Dadaku terasa ketat.

Jika segalanya diutarakan dengan terang-terangan, maka kita akan bisa mengakhiri segalanya – termasuk kesalah-pahaman yang menyakitkan dan mekanisme pertahanan-diri yang salah arah. Walau, mungkin bahkan inipun adalah suatu kesalah-pahaman yang menyakitkan dan suatu mekanisme pertahanan-diri yang salah arah.

Tidak mampu melirik ke arah ekspresi Yuigahama, aku hanya bisa melihat mulutnya yang terkatup dengan erat.

“…kenapa kamu harus berpikir seperti itu? Aku tidak pernah sekalipun berpikir bahwa aku… bahwa aku merasa bersalah padamu atau bahwa aku sedang bersusah payah demimu atau apa. Aku hanya, aku…”

Suara bisikan pelannya sedang bergetar. Yukinoshita dan aku hanya mendengarnya dengan hening. Bagi kami berdua, yang tidak memiliki kemampuan untuk meresponnya, itu saja semua yang mampu kami lakukan.

Suatu kegelapan yang samar menyembul di sudut ruangan. Tidak akan lama lagi sampai matahari terbenam.

“Wow, ini sudah menjadi sulit dan aku tidak benar-benar mengerti lagi… Aku pikir itu akan lebih sederhana dari ini…”
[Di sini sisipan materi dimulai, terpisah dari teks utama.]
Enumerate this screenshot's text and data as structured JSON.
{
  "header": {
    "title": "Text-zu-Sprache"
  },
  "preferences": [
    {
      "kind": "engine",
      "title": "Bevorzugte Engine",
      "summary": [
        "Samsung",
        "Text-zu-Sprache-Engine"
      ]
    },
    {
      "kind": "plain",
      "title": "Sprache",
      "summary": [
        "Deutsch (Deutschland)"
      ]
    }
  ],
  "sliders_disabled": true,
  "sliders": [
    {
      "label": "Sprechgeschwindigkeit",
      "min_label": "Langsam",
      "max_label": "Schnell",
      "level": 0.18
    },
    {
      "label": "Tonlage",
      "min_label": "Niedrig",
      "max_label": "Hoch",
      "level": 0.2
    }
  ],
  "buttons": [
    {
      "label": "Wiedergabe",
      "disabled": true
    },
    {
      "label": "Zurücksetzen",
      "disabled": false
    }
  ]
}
Suara Yuigahama sedikit lebih riang dari yang sebelumnya. Tapi karena dia telah memaksakan kata-kata keluar dari mulutnya, kata-kata itu melayang di udara, suatu permohonan bantuan bisu.

“Itu tidak sesulit yang mungkin kamu bayangkan.”

Yukinoshita berdiri dengan punggungnya menghadap matahari yang terbenam. Hembusan angin laut meniup masuk dari jendela yang terbuka, membuat rambutnya berayun.

“Hikigaya-kun tidak ingat pernah membantumu, dan kamu tidak ingat pernah mengasihaninya, Yuigahama-san… itu semua salah kaprah dari awal.”

“Yah, benar,” jawabku, dan Yukinoshita mengangguk.

“Memang. Jadi aku percaya pilihan Hikigaya-kun untuk ‘mengakhirinya di sini’ itu benar.”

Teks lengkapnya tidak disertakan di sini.